When a privacy and security audit is conducted, healthcare organizations must complete a four step process as outlined below:
- Complete a full risk analysis of all IT systems
- Audit and update risk management policies and procedures
- Formulate an employee sanction policy following HIPAA breaches and ensure it is communicated to all staff
- Ensure login credentials and data access are logged and access logs are checked often; any irregularities found must be examined promptly
If individual employees must have access to patient health records in order to carry out their duties, there is little that can be done to stop those people from accessing data should they so wish.
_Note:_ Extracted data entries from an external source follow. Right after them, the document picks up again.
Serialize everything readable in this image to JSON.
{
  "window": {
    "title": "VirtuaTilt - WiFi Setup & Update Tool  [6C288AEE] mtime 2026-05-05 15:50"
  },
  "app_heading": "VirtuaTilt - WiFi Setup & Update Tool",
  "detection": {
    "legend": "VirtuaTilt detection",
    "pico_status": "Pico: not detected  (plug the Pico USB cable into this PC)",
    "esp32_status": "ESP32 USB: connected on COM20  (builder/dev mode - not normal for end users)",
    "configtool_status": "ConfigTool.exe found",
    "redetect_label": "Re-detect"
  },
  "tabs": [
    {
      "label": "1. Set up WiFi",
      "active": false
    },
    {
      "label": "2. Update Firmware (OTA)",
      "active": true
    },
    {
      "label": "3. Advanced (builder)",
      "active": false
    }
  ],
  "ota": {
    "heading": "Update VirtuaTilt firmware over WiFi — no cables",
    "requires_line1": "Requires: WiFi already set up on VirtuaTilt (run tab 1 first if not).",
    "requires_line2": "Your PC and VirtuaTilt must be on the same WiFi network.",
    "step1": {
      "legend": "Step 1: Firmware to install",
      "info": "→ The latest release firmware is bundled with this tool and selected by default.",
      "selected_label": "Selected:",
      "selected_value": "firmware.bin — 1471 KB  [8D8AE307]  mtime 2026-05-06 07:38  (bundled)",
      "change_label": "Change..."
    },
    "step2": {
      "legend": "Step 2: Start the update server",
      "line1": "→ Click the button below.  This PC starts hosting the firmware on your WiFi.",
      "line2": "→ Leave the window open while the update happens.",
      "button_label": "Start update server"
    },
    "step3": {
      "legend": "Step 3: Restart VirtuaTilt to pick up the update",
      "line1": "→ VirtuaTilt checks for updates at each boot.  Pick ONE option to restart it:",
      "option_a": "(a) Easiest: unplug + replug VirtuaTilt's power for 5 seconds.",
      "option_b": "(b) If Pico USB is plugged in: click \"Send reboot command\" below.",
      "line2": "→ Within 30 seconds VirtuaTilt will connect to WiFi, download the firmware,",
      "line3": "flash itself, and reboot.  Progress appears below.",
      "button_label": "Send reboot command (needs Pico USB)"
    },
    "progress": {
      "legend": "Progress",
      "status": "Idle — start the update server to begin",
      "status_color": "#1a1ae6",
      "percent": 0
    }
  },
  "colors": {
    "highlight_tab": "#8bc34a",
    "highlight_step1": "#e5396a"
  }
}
It is therefore vital that staff members are aware of their obligations under HIPAA and are made aware of the consequences of accessing PHI without authorization.
It may not be possible to eliminate the risk of unauthorized employee PHI access; but the risk can be reduced to a reasonable and low level and any potential harm can be kept to a minimum.
Unauthorized Access to PHI: FAQ
What is the difference between a HIPAA violation and a HIPAA breach?
A HIPAA violation occurs when the stipulations of HIPAA have not been met. Examples of violations include a CE failing to adequately train its employees, or when an individual shares login details with a co-worker. A HIPAA breach occurs when PHI has been accessed by unauthorized individuals.
Unauthorized access to PHI, therefore, would be considered both a HIPAA violation and a HIPAA breach.
Is it a HIPAA breach of employees with a CE access PHI?
Yes, even if an employee works within a covered entity, if they access PHI that they do not need for a particular task, then it is considered to be a HIPAA breach. This includes deliberate “snooping”, accidental, and incidental HIPAA violations.
Who should unauthorized access of PHI be reported to?
All breaches should, first and foremost, be reported to the HIPAA Privacy Officer within the covered entity. They can then assess the severity of the situation. All breaches should then be reported to the Department for Health and Human Services’ Office for Civil Rights, though when this has to happen will depend on the severity of the breach. If over 500 records have been affected, then the breach must be reported within 60 days of its discovery. If the breach affected fewer records, then the breach must be reported within 60 days of the end of the calendar year during which the breach occurred.
How can unauthorized access be prevented through HIPAA training?
There are many ways in PHI can be safeguarded. First and foremost, all employees should be trained in HIPAA and be made aware of the major risks facing PHI. This can include training on how to identify phishing emails, or on the appropriate disclosure of PHI for medical care.
What is the minimum necessary requirement?
The minimum necessary requirement means that only the information required for the task at hand should be disclosed. Violation of the minimum necessary requirement is a common HIPAA violation.